Last week, I went to Target to grab a few things, and saw this notebook sitting at the end of the school supplies aisle. EEK!
I intended to just post the picture with a funny little quip, but then I got thinking. Why isn't it ok to be regular? I named my blog after the word, and did so because I'm ok with being a regular person in a regular house with a regular job in a regular neighborhood.
I think we've all gotten carried away with the mentality that everyone is special. Not just special to their moms, dads, family, and friends, but super special in the I'M SO AMAZING THAT I AM DESERVING OF ALL OF THE WORLD'S POSSESSIONS AND LOVE JUST FOR BEING BORN type of special. We've all seen it, and many articles have been written and t.v. specials have been run about the I deserve a huge trophy just for playing CYO soccer culture that seems to be pervasive with today's youth (and their parents).
I'm pretty sure that every generation has complained about something that's "wrong" with the next generation down. Despite my complaints, I am all for making little ones feel special about certain things- maybe they are good at art, or can run fast, or just give the best hugs in the whole wide world. It's ok to let kids know that they are special to you for a variety of reasons.
Unfortunately, in the harsh reality of the world (and especially in the high school and college world, as this college ruled notebook was intended for), our babies really aren't that special to anyone not in our inner circle. And that should be ok. Our little ones WILL grow into teenagers and young adults who need to be prepared and armed with the knowledge that while someone at home will always be there to cushion the blow of the real world whacking them in the face, that they WILL get whacked in the face by life. The world doesn't owe them a favor just because they are breathing.

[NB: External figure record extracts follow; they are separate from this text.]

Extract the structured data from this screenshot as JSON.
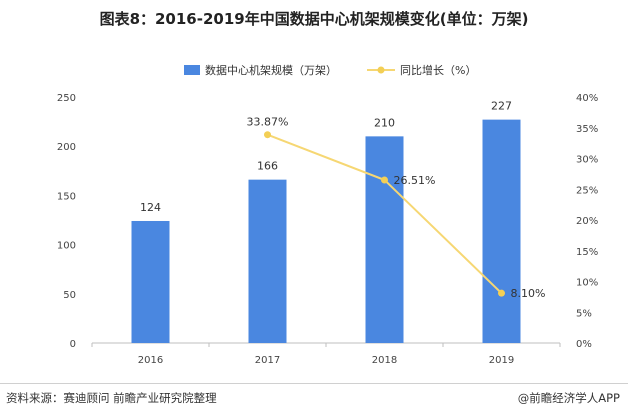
{
  "title": "图表8：2016-2019年中国数据中心机架规模变化(单位：万架)",
  "footer": {
    "source": "资料来源：赛迪顾问 前瞻产业研究院整理",
    "brand": "@前瞻经济学人APP"
  },
  "colors": {
    "bar": "#4a87e0",
    "line": "#f6d773",
    "marker": "#f3cf55"
  },
  "chart_data": {
    "type": "bar+line",
    "categories": [
      "2016",
      "2017",
      "2018",
      "2019"
    ],
    "series": [
      {
        "name": "数据中心机架规模（万架）",
        "type": "bar",
        "axis": "left",
        "values": [
          124,
          166,
          210,
          227
        ],
        "labels": [
          "124",
          "166",
          "210",
          "227"
        ]
      },
      {
        "name": "同比增长（%）",
        "type": "line",
        "axis": "right",
        "values": [
          null,
          33.87,
          26.51,
          8.1
        ],
        "labels": [
          "",
          "33.87%",
          "26.51%",
          "8.10%"
        ]
      }
    ],
    "left_axis": {
      "min": 0,
      "max": 250,
      "ticks": [
        "0",
        "50",
        "100",
        "150",
        "200",
        "250"
      ]
    },
    "right_axis": {
      "min": 0,
      "max": 40,
      "ticks": [
        "0%",
        "5%",
        "10%",
        "15%",
        "20%",
        "25%",
        "30%",
        "35%",
        "40%"
      ]
    },
    "legend_position": "top-center",
    "grid": false
  }
}
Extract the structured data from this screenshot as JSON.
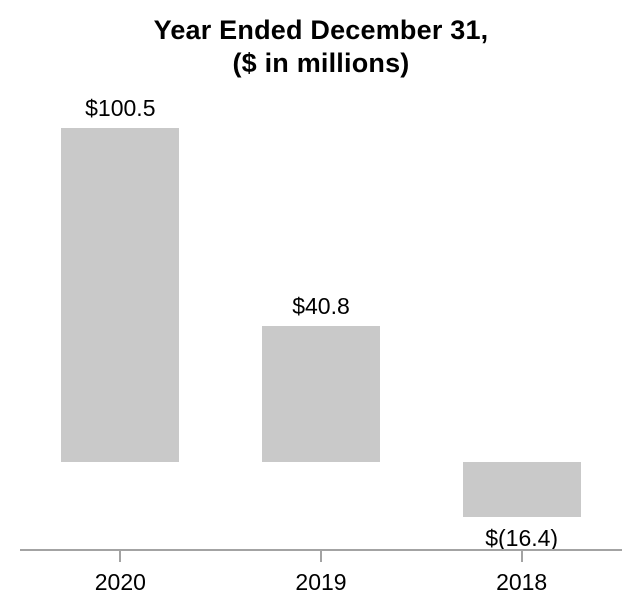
{
  "chart_data": {
    "type": "bar",
    "title": "Year Ended December 31,",
    "subtitle": "($ in millions)",
    "categories": [
      "2020",
      "2019",
      "2018"
    ],
    "values": [
      100.5,
      40.8,
      -16.4
    ],
    "value_labels": [
      "$100.5",
      "$40.8",
      "$(16.4)"
    ],
    "series_name": "",
    "xlabel": "",
    "ylabel": "",
    "ylim": [
      -20,
      110
    ],
    "grid": false,
    "legend": false,
    "bar_color": "#c9c9c9",
    "axis_color": "#a3a3a3",
    "text_color": "#000000",
    "background_color": "#ffffff"
  }
}
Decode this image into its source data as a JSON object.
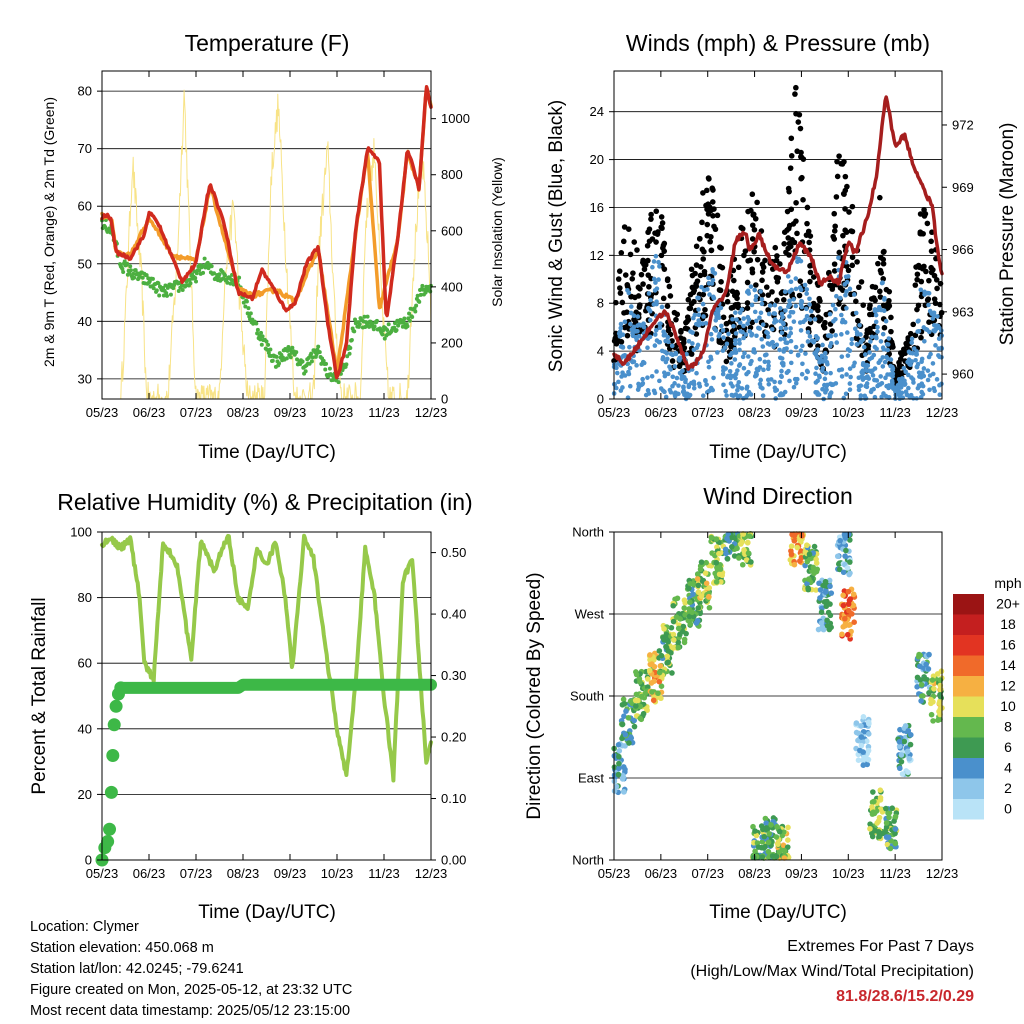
{
  "panels": {
    "temperature": {
      "title": "Temperature (F)",
      "xlabel": "Time (Day/UTC)",
      "ylabel_left": "2m & 9m T (Red, Orange) & 2m Td (Green)",
      "ylabel_right": "Solar Insolation (Yellow)"
    },
    "winds": {
      "title": "Winds (mph) & Pressure (mb)",
      "xlabel": "Time (Day/UTC)",
      "ylabel_left": "Sonic Wind & Gust (Blue, Black)",
      "ylabel_right": "Station Pressure (Maroon)"
    },
    "humidity": {
      "title": "Relative Humidity (%) & Precipitation (in)",
      "xlabel": "Time (Day/UTC)",
      "ylabel_left": "Percent & Total Rainfall"
    },
    "direction": {
      "title": "Wind Direction",
      "xlabel": "Time (Day/UTC)",
      "ylabel_left": "Direction (Colored By Speed)"
    }
  },
  "info": {
    "location": "Location: Clymer",
    "elevation": "Station elevation: 450.068 m",
    "latlon": "Station lat/lon: 42.0245; -79.6241",
    "created": "Figure created on Mon, 2025-05-12, at 23:32 UTC",
    "recent": "Most recent data timestamp: 2025/05/12 23:15:00"
  },
  "extremes": {
    "line1": "Extremes For Past 7 Days",
    "line2": "(High/Low/Max Wind/Total Precipitation)",
    "values": "81.8/28.6/15.2/0.29"
  },
  "chart_data": [
    {
      "type": "line",
      "panel": "temperature",
      "x_ticks": [
        "05/23",
        "06/23",
        "07/23",
        "08/23",
        "09/23",
        "10/23",
        "11/23",
        "12/23"
      ],
      "xlim": [
        0,
        7
      ],
      "ylim": [
        26.5,
        83.5
      ],
      "y_ticks": [
        30,
        40,
        50,
        60,
        70,
        80
      ],
      "y2lim": [
        0,
        1170
      ],
      "y2_ticks": [
        0,
        200,
        400,
        600,
        800,
        1000
      ],
      "colors": {
        "t2m": "#d02a1e",
        "t9m": "#f39c2a",
        "td": "#4caf40",
        "solar": "#f7e07a"
      },
      "series": [
        {
          "key": "t2m",
          "x": [
            0,
            0.1,
            0.2,
            0.3,
            0.6,
            0.9,
            1.0,
            1.2,
            1.5,
            1.7,
            2.0,
            2.2,
            2.3,
            2.6,
            2.9,
            3.2,
            3.4,
            3.7,
            3.9,
            4.1,
            4.35,
            4.6,
            4.8,
            5.0,
            5.2,
            5.4,
            5.65,
            5.9,
            6.05,
            6.3,
            6.5,
            6.75,
            6.9,
            7.0
          ],
          "y": [
            58,
            58.5,
            57.5,
            52,
            51,
            55,
            59,
            57,
            51,
            47,
            50,
            60,
            64,
            57,
            45,
            44,
            49,
            45,
            42,
            43,
            50,
            53,
            40,
            30,
            36,
            56,
            70,
            68,
            40,
            55,
            70,
            63,
            81,
            77
          ]
        },
        {
          "key": "t9m",
          "x": [
            0,
            0.2,
            0.3,
            0.6,
            1.0,
            1.5,
            2.0,
            2.3,
            2.9,
            3.2,
            3.7,
            4.1,
            4.6,
            5.0,
            5.4,
            5.65,
            5.9,
            6.3,
            6.5,
            6.75,
            6.9,
            7.0
          ],
          "y": [
            58.5,
            57.8,
            52,
            51.5,
            58,
            51.5,
            50.5,
            63.5,
            45.5,
            44.5,
            45.5,
            43.5,
            52.5,
            31,
            55.5,
            69.5,
            42,
            54.5,
            69.5,
            63,
            80.5,
            77.5
          ]
        },
        {
          "key": "td",
          "x": [
            0,
            0.2,
            0.4,
            0.7,
            1.0,
            1.3,
            1.6,
            1.9,
            2.2,
            2.4,
            2.6,
            2.9,
            3.1,
            3.4,
            3.7,
            4.0,
            4.3,
            4.6,
            4.8,
            5.0,
            5.2,
            5.4,
            5.7,
            6.0,
            6.2,
            6.5,
            6.8,
            7.0
          ],
          "y": [
            57,
            56,
            50,
            48,
            47,
            45,
            46,
            47,
            50,
            48,
            48,
            47,
            42,
            37,
            33,
            35,
            32,
            35,
            31,
            30,
            33,
            40,
            40,
            38,
            39,
            40,
            45,
            46
          ]
        },
        {
          "key": "solar",
          "x": [
            0.4,
            0.5,
            0.65,
            0.85,
            0.95,
            1.4,
            1.6,
            1.75,
            1.9,
            2.0,
            2.5,
            2.6,
            2.8,
            2.95,
            3.1,
            3.45,
            3.6,
            3.75,
            3.95,
            4.1,
            4.5,
            4.6,
            4.8,
            4.95,
            5.1,
            5.5,
            5.6,
            5.8,
            5.95,
            6.1,
            6.5,
            6.6,
            6.8,
            6.95,
            7.0
          ],
          "y": [
            0,
            300,
            850,
            400,
            0,
            0,
            500,
            1100,
            400,
            0,
            0,
            400,
            700,
            300,
            0,
            0,
            800,
            1050,
            400,
            0,
            0,
            500,
            900,
            300,
            0,
            0,
            600,
            900,
            350,
            0,
            0,
            400,
            900,
            500,
            300
          ]
        }
      ]
    },
    {
      "type": "scatter",
      "panel": "winds",
      "x_ticks": [
        "05/23",
        "06/23",
        "07/23",
        "08/23",
        "09/23",
        "10/23",
        "11/23",
        "12/23"
      ],
      "xlim": [
        0,
        7
      ],
      "ylim": [
        0,
        27.4
      ],
      "y_ticks": [
        0,
        4,
        8,
        12,
        16,
        20,
        24
      ],
      "y2lim": [
        958.8,
        974.6
      ],
      "y2_ticks": [
        960,
        963,
        966,
        969,
        972
      ],
      "colors": {
        "wind": "#4a90cc",
        "gust": "#000000",
        "pressure": "#a51e1e"
      },
      "series": [
        {
          "key": "gust_envelope",
          "x": [
            0,
            0.25,
            0.6,
            0.9,
            1.2,
            1.5,
            1.8,
            2.1,
            2.4,
            2.7,
            3.0,
            3.3,
            3.6,
            3.9,
            4.2,
            4.5,
            4.8,
            5.1,
            5.4,
            5.7,
            6.0,
            6.3,
            6.6,
            6.9,
            7.0
          ],
          "y": [
            6,
            15,
            10,
            18,
            8,
            5,
            15,
            18,
            8,
            14,
            16,
            12,
            12,
            25,
            12,
            6,
            20,
            15,
            5,
            17,
            2,
            6,
            16,
            11,
            9
          ]
        },
        {
          "key": "wind_envelope",
          "x": [
            0,
            0.25,
            0.6,
            0.9,
            1.2,
            1.5,
            1.8,
            2.1,
            2.4,
            2.7,
            3.0,
            3.3,
            3.6,
            3.9,
            4.2,
            4.5,
            4.8,
            5.1,
            5.4,
            5.7,
            6.0,
            6.3,
            6.6,
            6.9,
            7.0
          ],
          "y": [
            3,
            10,
            6,
            13,
            5,
            3,
            9,
            12,
            5,
            9,
            10,
            8,
            8,
            14,
            8,
            4,
            13,
            10,
            3,
            11,
            1,
            4,
            11,
            7,
            6
          ]
        },
        {
          "key": "pressure",
          "x": [
            0,
            0.2,
            0.4,
            0.7,
            0.95,
            1.1,
            1.3,
            1.6,
            1.9,
            2.1,
            2.4,
            2.6,
            2.8,
            2.9,
            3.1,
            3.3,
            3.5,
            3.7,
            3.95,
            4.2,
            4.4,
            4.6,
            4.8,
            5.0,
            5.15,
            5.4,
            5.6,
            5.8,
            6.0,
            6.2,
            6.4,
            6.6,
            6.8,
            6.9,
            7.0
          ],
          "y": [
            961,
            960.5,
            961,
            962,
            962.8,
            963,
            962,
            960.2,
            961,
            963,
            964,
            966.5,
            966.8,
            966,
            966.7,
            965.6,
            965,
            964.9,
            966.3,
            965.7,
            964.3,
            964.7,
            964.4,
            966.4,
            965.8,
            967.5,
            969.5,
            973.5,
            971,
            971.5,
            970,
            969,
            968,
            966,
            964.8
          ]
        }
      ]
    },
    {
      "type": "line",
      "panel": "humidity",
      "x_ticks": [
        "05/23",
        "06/23",
        "07/23",
        "08/23",
        "09/23",
        "10/23",
        "11/23",
        "12/23"
      ],
      "xlim": [
        0,
        7
      ],
      "ylim": [
        0,
        100
      ],
      "y_ticks": [
        0,
        20,
        40,
        60,
        80,
        100
      ],
      "y2lim": [
        0,
        0.5335
      ],
      "y2_ticks": [
        "0.00",
        "0.10",
        "0.20",
        "0.30",
        "0.40",
        "0.50"
      ],
      "colors": {
        "rh": "#96c94a",
        "precip": "#3db847"
      },
      "series": [
        {
          "key": "rh",
          "x": [
            0,
            0.2,
            0.4,
            0.6,
            0.8,
            0.9,
            1.1,
            1.3,
            1.6,
            1.8,
            1.9,
            2.1,
            2.4,
            2.6,
            2.7,
            2.9,
            3.1,
            3.3,
            3.5,
            3.7,
            3.9,
            4.05,
            4.3,
            4.5,
            4.8,
            5.0,
            5.2,
            5.4,
            5.6,
            5.8,
            6.0,
            6.2,
            6.4,
            6.6,
            6.8,
            6.9,
            7.0
          ],
          "y": [
            96,
            98,
            95,
            98,
            80,
            60,
            55,
            97,
            90,
            70,
            62,
            97,
            88,
            97,
            98,
            80,
            76,
            95,
            90,
            97,
            80,
            58,
            98,
            92,
            60,
            40,
            25,
            55,
            95,
            80,
            50,
            25,
            85,
            92,
            50,
            30,
            35
          ]
        },
        {
          "key": "precip",
          "x": [
            0,
            0.06,
            0.12,
            0.16,
            0.2,
            0.23,
            0.26,
            0.3,
            0.35,
            0.4,
            0.5,
            1.0,
            1.5,
            2.0,
            2.5,
            2.9,
            3.0,
            3.5,
            4.0,
            4.5,
            5.0,
            5.5,
            6.0,
            6.5,
            7.0
          ],
          "y": [
            0,
            0.02,
            0.03,
            0.05,
            0.11,
            0.17,
            0.22,
            0.25,
            0.27,
            0.28,
            0.28,
            0.28,
            0.28,
            0.28,
            0.28,
            0.28,
            0.285,
            0.285,
            0.285,
            0.285,
            0.285,
            0.285,
            0.285,
            0.285,
            0.285
          ]
        }
      ]
    },
    {
      "type": "scatter",
      "panel": "direction",
      "x_ticks": [
        "05/23",
        "06/23",
        "07/23",
        "08/23",
        "09/23",
        "10/23",
        "11/23",
        "12/23"
      ],
      "xlim": [
        0,
        7
      ],
      "y_tick_labels": [
        "North",
        "East",
        "South",
        "West",
        "North"
      ],
      "ylim": [
        0,
        360
      ],
      "legend_title": "mph",
      "legend_labels": [
        "0",
        "2",
        "4",
        "6",
        "8",
        "10",
        "12",
        "14",
        "16",
        "18",
        "20+"
      ],
      "legend_colors": [
        "#b9e3f7",
        "#8ec6ea",
        "#4a90cc",
        "#3e9a52",
        "#64b84e",
        "#e6e05a",
        "#f6b042",
        "#f06a2a",
        "#e23422",
        "#c41f1f",
        "#9b1414"
      ],
      "series": [
        {
          "key": "clusters",
          "x": [
            0.1,
            0.3,
            0.6,
            0.9,
            1.1,
            1.4,
            1.7,
            1.9,
            2.2,
            2.5,
            2.8,
            3.1,
            3.3,
            3.6,
            3.9,
            4.2,
            4.5,
            4.9,
            5.0,
            5.3,
            5.6,
            5.9,
            6.2,
            6.6,
            6.9
          ],
          "y": [
            100,
            150,
            180,
            200,
            230,
            260,
            280,
            300,
            330,
            355,
            350,
            10,
            20,
            10,
            350,
            320,
            280,
            340,
            270,
            130,
            50,
            40,
            120,
            200,
            180
          ],
          "speed": [
            4,
            6,
            8,
            11,
            7,
            8,
            6,
            9,
            8,
            6,
            8,
            7,
            6,
            9,
            12,
            7,
            4,
            3,
            14,
            2,
            8,
            7,
            3,
            5,
            9
          ]
        }
      ]
    }
  ]
}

During my teaching years, I frequently came across this mentality- the parent and 17 year old girl who were both convinced that she would become a fashion designer (despite the fact that she could only draw stick figures...), the 5'2" 12th grader whose plans were to make his money in the NBA, and the senior whose mom came in and strong armed the counselor into sending her daughter's application to Harvard, with her ACT score of 13 attached it it. The national ACT average from 2012 was a 21.1. We laugh at little ones who share these dreams with us, and we pat them on the head and tell them, "Of course you can do that!". But it's not so cute when young adults think this way and still actually believe it. It's like the two year old with a lisp that we keep telling to say "dump truck". It's funny, and we all howl with laughter, but when he's 12 and yelling "dumb f*@!", it's horrendous.
While these stories are only anecdotal, my teacher friends across the US all have had similar stories to share, and I'm sure they could add pages and pages more of the same type of thing. Why aren't we pulling on our kids' strengths and teaching them that it is ok to be regular, that the world desperately needs the plumbers, the teachers, the mail carriers?
We don't need to be special to live happy, fulfilling lives. If everybody's special all the time, then nobody's actually special, right? Except to our mommas...to them, we are the most special beings on the face of the planet. If Target made a notebook that looked like this, then I would buy it in a heartbeat:
|Now that's a little more accurate.|
Come on Target, can we make it happen?